Research lines

• New strategies to inhibit oncogenic K-Ras

  Ras proteins are GTPases that regulate signal transduction pathways, which control cell proliferation, differentiation, survival and apoptosis. K-Ras oncogenic mutations (one of the Ras isoforms) are highly frequent in colorectal, pancreas and lung cancers. Unfortunately, at this moment we do not have suitable K-Ras inhibitors for therapy. In order to better understand the regulation of K-Ras and look for strategies to inhibit its oncogenic action, our group is analyzing new proteins that might be interacting with K-Ras and regulate its function. We have shown that calmodulin and hnRNPA2 proteins bind specifically to K-Ras: Calmodulin inhibits K-Ras phosphorylation at ser181, thus modulating the functionality of non-oncogenic and oncogenic K-Ras forms; and the hnRNPA2 protein promotes signaling of K-Ras in pancreatic adenocarcinoma cells. 

• Signaling, cytoskeleton and cellular migration

  Our group is studying the signaling and trafficking of the epidermal growth factor receptor (EGFR) and the small GTPases K-Ras and Rac1. The signaling elicited by these proteins controls various important cellular processes such as proliferation, cell migration and mobility. EGFR signaling is initiated at the plasma membrane and remains in the endosomes, these signaling platforms can move to different cellular locations, thereby restricting spatial signaling and controlling different processes in the cell. Accordingly, many signaling proteins of EGFR have been detected in endosomes, among them K-Ras and Rac1. The main objective of this research line is to study the involvement of the endocytic compartment on EGFR, K-Ras and Rac1 functionality. 

• Replicative stress: response of untransformed cells versus tumor cells

  Genomic instability is a hallmark of tumor cells, resulting from errors in mitotic progression such as prolonged mitosis, DNA damage on bridged chromosomes or misaligned chromosomes. A better understanding of the upstream triggers of CIN are a long-standing objective in cancer research. Our laboratory is specifically interested in the interconnection between replicative stress, autophagy and CIN biomarkers. We showed that after severe replicative stress, untransformed cells enter into senescence, while most tumor cells are capable to recover and continue to proliferate while acquiring alterations in the genome. Interestingly, reinitiating DNA synthesis in tumor cells depends on new replication origin firing, making this event a possible target for cancer therapy upon replication stress induction. In addition, our findings uncovered a protective role for autophagy and lysosomes in mitosis, thus opening new avenues for CIN-targeted therapy in cancer.   

• Intracellular cholesterol transport and membrane repair in lysosomal diseases: role of AnxA6 and StARD3.

  Cholesterol accumulation in late endosomes is an established phenotype of the lysosomal disorder Niemann-Pick type C1 (NPC1).
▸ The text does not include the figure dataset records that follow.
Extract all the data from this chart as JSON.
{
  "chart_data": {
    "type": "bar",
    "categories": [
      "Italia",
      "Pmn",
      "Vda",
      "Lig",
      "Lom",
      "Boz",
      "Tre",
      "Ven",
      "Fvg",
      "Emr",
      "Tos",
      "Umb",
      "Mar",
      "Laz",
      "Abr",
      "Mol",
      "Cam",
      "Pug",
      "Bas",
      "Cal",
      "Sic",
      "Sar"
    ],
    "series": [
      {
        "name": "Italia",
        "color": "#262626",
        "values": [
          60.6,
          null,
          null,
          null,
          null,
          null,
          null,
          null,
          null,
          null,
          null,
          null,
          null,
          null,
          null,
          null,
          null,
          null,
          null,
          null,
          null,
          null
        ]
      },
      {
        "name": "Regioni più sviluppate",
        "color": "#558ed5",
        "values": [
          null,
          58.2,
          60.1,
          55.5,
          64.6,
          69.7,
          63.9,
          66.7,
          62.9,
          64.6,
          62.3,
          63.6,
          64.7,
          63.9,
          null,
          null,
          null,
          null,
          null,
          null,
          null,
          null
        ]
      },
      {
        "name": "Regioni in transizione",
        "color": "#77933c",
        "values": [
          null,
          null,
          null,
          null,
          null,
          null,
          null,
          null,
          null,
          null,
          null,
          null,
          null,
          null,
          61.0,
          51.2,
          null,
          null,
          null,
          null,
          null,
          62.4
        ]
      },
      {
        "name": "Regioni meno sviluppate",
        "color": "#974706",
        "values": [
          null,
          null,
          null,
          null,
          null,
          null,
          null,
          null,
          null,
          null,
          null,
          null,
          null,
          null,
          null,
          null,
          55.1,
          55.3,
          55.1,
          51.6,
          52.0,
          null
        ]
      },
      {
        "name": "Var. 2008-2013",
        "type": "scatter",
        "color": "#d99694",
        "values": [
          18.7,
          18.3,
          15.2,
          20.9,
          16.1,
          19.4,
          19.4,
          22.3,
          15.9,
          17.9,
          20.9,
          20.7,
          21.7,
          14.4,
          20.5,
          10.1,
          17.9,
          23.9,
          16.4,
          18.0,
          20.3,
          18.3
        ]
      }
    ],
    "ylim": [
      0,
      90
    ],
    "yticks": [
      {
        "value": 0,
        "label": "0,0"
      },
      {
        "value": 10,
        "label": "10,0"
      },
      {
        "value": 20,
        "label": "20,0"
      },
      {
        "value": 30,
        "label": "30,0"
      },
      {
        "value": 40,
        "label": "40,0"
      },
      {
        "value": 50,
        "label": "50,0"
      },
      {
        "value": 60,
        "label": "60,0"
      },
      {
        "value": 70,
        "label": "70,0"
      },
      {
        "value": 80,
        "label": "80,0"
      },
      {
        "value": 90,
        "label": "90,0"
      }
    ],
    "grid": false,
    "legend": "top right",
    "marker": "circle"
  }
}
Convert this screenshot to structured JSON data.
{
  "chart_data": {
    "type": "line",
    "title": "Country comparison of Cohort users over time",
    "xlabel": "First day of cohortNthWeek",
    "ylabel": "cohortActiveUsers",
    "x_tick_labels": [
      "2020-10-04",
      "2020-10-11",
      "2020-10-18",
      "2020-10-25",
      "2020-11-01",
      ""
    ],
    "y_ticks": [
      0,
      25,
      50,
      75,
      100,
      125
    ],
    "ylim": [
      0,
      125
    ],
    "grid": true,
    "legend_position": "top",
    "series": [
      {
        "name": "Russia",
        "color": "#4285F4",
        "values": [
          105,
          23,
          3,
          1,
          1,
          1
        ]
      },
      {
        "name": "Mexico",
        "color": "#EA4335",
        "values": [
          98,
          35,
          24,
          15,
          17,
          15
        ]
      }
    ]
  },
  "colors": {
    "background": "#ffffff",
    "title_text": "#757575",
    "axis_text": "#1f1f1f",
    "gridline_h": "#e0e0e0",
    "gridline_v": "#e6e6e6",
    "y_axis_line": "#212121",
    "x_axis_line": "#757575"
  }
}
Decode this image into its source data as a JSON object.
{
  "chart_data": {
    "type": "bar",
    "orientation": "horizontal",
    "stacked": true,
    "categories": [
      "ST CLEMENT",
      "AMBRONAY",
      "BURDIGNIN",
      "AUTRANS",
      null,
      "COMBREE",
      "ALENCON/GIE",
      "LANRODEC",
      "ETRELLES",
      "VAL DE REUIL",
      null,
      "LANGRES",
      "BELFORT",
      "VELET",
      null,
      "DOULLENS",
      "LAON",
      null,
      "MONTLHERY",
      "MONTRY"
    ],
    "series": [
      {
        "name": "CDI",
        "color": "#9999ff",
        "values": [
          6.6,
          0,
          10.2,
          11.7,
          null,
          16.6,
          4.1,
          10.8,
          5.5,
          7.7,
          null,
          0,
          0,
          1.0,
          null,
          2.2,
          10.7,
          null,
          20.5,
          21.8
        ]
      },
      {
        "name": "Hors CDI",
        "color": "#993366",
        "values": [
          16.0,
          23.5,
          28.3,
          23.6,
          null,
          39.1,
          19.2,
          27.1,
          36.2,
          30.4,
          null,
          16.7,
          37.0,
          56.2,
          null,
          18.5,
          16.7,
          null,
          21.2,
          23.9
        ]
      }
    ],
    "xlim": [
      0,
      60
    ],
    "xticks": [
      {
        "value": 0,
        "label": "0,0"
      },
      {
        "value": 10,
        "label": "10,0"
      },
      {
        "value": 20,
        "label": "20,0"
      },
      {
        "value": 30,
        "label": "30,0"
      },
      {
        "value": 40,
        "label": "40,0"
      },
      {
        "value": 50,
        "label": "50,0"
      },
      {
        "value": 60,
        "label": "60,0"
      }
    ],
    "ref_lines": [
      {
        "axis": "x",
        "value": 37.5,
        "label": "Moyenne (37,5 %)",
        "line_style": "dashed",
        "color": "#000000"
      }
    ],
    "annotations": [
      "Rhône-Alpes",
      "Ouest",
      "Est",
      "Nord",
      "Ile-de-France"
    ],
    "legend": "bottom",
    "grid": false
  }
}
We demonstrated that annexin A6 (AnxA6) overexpression induces a phenotype reminiscent of NPC1 mutant cells and recently have validated that this cellular cholesterol imbalance is due to AnxA6 promoting Rab7 inactivation via TBC1D15, a Rab7-GAP. In NPC1 mutant cells, AnxA6 depletion and eventual Rab7 activation was associated with peripheral distribution and increased mobility of late endosomes. This was accompanied by an enhanced lipid accumulation in lipid droplets in an acyl-CoA:cholesterol acyltransferase (ACAT)-dependent manner. In addition, in AnxA6-deficient NPC1 mutant cells, Rab7-mediated rescue of late endosome-cholesterol export required the StAR-related lipid transfer domain-3 (StARD3) protein. Electron microscopy revealed a significant increase of membrane contact sites (MCS) between late endosomes and ER in NPC1 mutant cells lacking AnxA6, suggesting late endosome-cholesterol transfer to the ER via Rab7 and StARD3-dependent MCS formation. Thus, we identify AnxA6 as a novel gatekeeper that controls cellular distribution of late endosome-cholesterol via regulation of a Rab7-GAP and MCS formation. However, annexins, including AnxA1, A2, A6, A7, are crucial molecules for plasma membrane and lysosomal repair and it is now believed that accumulation of lipids as well as alterations of Ca2+ dynamics in lysosomes of NPC or Gaucher mutant cells lead to lysosomal damage. The study of AnxA6 and StARD3 interactomes and the relationship with other cell compartments such as mitochondria, ER and peroxisomes will provide insights to better understand the complex mechanistic molecular machinery involved in the cholesterol and lipid homeostasis.